President Obama will face an intriguing dilemma in international protocol during his Oslo trip. Immediately before the Nobel ceremony, he will have an audience with King Harald V, the king of Norway. Traditionally, a head of state does not bow to another head of state, especially when one is a monarch and the other is a democratically elected leader. But Obama has been following his own protocol this year. Whether intentionally or unintentionally, he has bowed to every monarch he meets, following local custom.

It began with his curt head nod to Queen Elizabeth in April, after shaking hands, which hardly seemed a bow at all. Yet this gesture is exactly what is suggested for men by traditional English etiquette. (That women still curtsy seems odd, and Michelle didn't.) What really blew me away on that same trip was Obama's deep and almost subservient bow to the King of Saudi Arabia. White House Press Secretary Robert Gibbs denied there was a bow at all, arguing that the tall president was merely trying to establish eye contact with the much shorter king, but news cameras showed otherwise.
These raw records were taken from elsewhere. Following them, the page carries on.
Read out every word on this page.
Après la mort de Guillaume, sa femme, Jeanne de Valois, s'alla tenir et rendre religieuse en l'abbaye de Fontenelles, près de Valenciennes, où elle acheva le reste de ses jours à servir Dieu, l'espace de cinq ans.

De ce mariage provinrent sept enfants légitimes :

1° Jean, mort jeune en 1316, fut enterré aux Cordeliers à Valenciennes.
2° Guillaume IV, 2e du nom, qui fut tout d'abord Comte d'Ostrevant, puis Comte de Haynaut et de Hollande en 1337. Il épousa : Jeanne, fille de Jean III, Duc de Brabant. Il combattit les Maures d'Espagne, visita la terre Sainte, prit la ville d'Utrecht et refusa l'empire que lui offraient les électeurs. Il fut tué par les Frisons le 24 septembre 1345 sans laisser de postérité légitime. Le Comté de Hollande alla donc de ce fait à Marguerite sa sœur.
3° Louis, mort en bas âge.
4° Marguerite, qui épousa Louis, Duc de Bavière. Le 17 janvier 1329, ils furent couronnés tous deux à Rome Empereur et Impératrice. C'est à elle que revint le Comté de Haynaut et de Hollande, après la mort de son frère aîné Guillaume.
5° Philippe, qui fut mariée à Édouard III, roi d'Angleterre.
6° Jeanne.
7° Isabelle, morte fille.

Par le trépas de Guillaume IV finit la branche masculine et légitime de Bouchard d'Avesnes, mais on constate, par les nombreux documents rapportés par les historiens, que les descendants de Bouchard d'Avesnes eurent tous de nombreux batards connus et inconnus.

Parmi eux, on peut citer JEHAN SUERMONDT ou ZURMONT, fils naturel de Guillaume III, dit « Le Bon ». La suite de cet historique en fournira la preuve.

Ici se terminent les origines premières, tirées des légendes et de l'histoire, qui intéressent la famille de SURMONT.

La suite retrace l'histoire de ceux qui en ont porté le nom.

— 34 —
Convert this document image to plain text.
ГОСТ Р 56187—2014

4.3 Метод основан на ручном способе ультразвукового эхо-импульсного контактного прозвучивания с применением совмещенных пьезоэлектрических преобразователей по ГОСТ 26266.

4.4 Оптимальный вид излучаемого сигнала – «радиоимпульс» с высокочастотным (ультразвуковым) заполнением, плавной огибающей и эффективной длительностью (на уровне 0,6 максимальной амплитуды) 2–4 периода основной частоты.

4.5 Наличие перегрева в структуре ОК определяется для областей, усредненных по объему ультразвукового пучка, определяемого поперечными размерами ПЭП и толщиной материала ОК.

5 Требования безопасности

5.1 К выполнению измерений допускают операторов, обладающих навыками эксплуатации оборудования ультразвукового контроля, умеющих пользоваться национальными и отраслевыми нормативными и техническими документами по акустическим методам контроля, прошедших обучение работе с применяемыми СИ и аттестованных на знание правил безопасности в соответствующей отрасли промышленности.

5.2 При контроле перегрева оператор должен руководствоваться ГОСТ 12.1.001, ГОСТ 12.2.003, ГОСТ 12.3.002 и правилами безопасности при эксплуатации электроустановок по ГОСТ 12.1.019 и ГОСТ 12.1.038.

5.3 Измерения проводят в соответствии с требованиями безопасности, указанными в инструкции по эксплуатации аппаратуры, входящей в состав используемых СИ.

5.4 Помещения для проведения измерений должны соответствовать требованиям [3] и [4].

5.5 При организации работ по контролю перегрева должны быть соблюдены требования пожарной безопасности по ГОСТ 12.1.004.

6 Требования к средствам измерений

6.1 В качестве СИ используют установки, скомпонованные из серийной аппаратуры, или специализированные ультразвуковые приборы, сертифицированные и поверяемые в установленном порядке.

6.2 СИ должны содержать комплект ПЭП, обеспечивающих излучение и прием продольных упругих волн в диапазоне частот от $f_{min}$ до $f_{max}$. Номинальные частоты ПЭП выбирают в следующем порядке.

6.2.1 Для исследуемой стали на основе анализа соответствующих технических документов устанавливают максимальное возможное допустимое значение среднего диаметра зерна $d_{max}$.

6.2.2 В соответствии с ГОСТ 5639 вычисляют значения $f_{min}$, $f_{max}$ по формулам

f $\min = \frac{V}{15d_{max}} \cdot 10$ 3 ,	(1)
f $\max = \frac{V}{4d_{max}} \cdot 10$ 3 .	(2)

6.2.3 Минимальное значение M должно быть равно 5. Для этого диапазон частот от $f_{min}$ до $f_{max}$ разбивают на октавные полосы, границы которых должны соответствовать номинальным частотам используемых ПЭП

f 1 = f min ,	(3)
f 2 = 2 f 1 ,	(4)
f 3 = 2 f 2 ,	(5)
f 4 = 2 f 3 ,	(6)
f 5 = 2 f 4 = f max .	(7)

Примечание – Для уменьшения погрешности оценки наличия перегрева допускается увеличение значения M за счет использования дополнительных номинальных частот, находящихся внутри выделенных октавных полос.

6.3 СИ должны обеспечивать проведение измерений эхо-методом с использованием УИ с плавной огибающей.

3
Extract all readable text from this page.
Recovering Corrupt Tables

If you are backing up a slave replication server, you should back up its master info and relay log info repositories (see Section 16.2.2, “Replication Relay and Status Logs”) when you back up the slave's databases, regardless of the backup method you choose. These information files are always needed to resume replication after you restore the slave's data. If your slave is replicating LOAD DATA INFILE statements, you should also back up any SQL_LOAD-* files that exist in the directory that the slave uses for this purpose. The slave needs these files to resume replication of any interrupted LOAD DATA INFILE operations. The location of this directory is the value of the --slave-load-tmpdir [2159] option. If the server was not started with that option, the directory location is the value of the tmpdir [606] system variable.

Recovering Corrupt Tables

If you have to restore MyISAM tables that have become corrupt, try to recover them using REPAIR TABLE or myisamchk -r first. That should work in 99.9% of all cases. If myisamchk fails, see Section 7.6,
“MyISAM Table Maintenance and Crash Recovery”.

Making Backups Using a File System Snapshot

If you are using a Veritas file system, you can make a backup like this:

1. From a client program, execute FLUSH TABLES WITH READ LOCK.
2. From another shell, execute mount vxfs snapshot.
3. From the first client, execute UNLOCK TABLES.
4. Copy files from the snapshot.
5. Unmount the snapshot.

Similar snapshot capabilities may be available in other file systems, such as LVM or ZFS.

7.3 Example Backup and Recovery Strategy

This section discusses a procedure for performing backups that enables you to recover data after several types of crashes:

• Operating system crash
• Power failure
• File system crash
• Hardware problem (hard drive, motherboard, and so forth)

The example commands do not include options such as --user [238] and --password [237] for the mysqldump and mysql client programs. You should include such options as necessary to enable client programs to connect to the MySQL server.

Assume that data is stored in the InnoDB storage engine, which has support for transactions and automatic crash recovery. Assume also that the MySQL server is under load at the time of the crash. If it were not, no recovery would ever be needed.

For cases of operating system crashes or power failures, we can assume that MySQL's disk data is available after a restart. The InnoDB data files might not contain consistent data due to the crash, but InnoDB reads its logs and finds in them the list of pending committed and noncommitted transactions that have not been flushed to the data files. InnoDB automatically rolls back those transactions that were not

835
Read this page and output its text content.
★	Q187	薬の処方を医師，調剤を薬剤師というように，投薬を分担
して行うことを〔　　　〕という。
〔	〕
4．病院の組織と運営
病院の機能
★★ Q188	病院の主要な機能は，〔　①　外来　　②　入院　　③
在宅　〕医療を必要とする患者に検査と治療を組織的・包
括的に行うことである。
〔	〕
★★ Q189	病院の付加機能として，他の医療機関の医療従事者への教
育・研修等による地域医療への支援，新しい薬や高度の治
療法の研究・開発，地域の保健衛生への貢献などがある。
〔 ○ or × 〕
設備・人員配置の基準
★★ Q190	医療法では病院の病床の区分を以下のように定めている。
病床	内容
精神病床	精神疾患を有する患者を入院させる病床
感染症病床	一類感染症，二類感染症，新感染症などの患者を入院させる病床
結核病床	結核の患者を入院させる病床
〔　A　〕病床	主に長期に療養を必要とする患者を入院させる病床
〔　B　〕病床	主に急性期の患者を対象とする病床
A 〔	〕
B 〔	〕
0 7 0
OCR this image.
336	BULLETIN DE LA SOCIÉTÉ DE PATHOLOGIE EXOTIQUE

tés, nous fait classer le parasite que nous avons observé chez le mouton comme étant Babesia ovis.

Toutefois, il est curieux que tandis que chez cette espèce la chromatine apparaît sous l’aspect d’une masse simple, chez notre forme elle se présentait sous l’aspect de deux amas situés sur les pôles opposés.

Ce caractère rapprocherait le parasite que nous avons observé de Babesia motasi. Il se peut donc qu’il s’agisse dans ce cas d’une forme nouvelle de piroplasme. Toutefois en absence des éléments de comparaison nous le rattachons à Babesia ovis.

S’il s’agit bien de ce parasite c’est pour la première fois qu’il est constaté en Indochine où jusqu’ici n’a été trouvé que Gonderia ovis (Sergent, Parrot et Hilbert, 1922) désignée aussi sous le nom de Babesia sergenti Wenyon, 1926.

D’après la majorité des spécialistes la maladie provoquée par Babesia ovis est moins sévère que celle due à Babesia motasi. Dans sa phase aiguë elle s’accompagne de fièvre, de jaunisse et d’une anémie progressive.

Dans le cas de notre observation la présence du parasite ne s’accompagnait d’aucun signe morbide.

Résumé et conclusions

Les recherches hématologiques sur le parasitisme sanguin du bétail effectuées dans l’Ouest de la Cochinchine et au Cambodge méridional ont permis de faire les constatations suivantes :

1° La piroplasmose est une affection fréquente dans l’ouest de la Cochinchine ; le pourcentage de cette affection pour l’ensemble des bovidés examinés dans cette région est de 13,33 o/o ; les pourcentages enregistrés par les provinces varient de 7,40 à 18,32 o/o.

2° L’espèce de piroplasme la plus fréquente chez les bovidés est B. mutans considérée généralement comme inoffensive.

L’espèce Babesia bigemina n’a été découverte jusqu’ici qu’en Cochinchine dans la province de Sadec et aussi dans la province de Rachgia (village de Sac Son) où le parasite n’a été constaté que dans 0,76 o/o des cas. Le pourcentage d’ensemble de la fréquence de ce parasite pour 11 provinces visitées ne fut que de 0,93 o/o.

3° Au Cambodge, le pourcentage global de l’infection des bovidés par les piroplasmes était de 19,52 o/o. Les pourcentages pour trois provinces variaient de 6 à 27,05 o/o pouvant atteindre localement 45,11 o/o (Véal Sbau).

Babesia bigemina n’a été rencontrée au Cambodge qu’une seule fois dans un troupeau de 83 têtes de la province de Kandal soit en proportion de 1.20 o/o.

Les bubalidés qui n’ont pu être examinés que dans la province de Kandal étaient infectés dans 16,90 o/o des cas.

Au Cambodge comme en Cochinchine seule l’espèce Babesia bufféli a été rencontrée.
Perhaps the brouhaha would have died out, had not President Obama offered yet another deep bow to the Emperor of Japan in November. (The Empress received a shorter bow, the depth of the bow reflecting rank in Japanese society.) Was this supposed to be a cover-up bow after the flap about the Saudi king? Whatever the reason, it now appears that President Obama will have to bow to every monarch he meets or insult somebody -- which was a big reason not to bow in the first place.

Official protocol, like its common cousin, etiquette, is designed to let everybody know what is expected of them, so nobody risks hurt feelings or international incidents. Normally, the Chief of Protocol, an ambassador-level position in the State Department, travels with the President to make sure all the steps of the official dance of statehood are followed on both sides. Yet this position was not filled in the Obama administration until August -- and then by Capricia Marshall, a veteran aid to Hillary Clinton both in the White House and her presidential campaign.

It's easy to imagine some turf battles between Obama's uber-social secretary Desiree Rogers and Marshall, herself a former social secretary in the Clinton White House. But for whatever reason, President Obama has chosen not to travel abroad with Marshall, who would traditionally have her own seat on Air Force One.

Of course, everyone in the administration serves at the pleasure of the president, so he is entitled to choose whomever he pleases. But Obama's protocol gaffes make me wonder if he is getting the veteran advice he deserves, whether from Marshall or somebody else. This administration represents the American people, not just any particular president, and the respect the office requires is no trivial matter.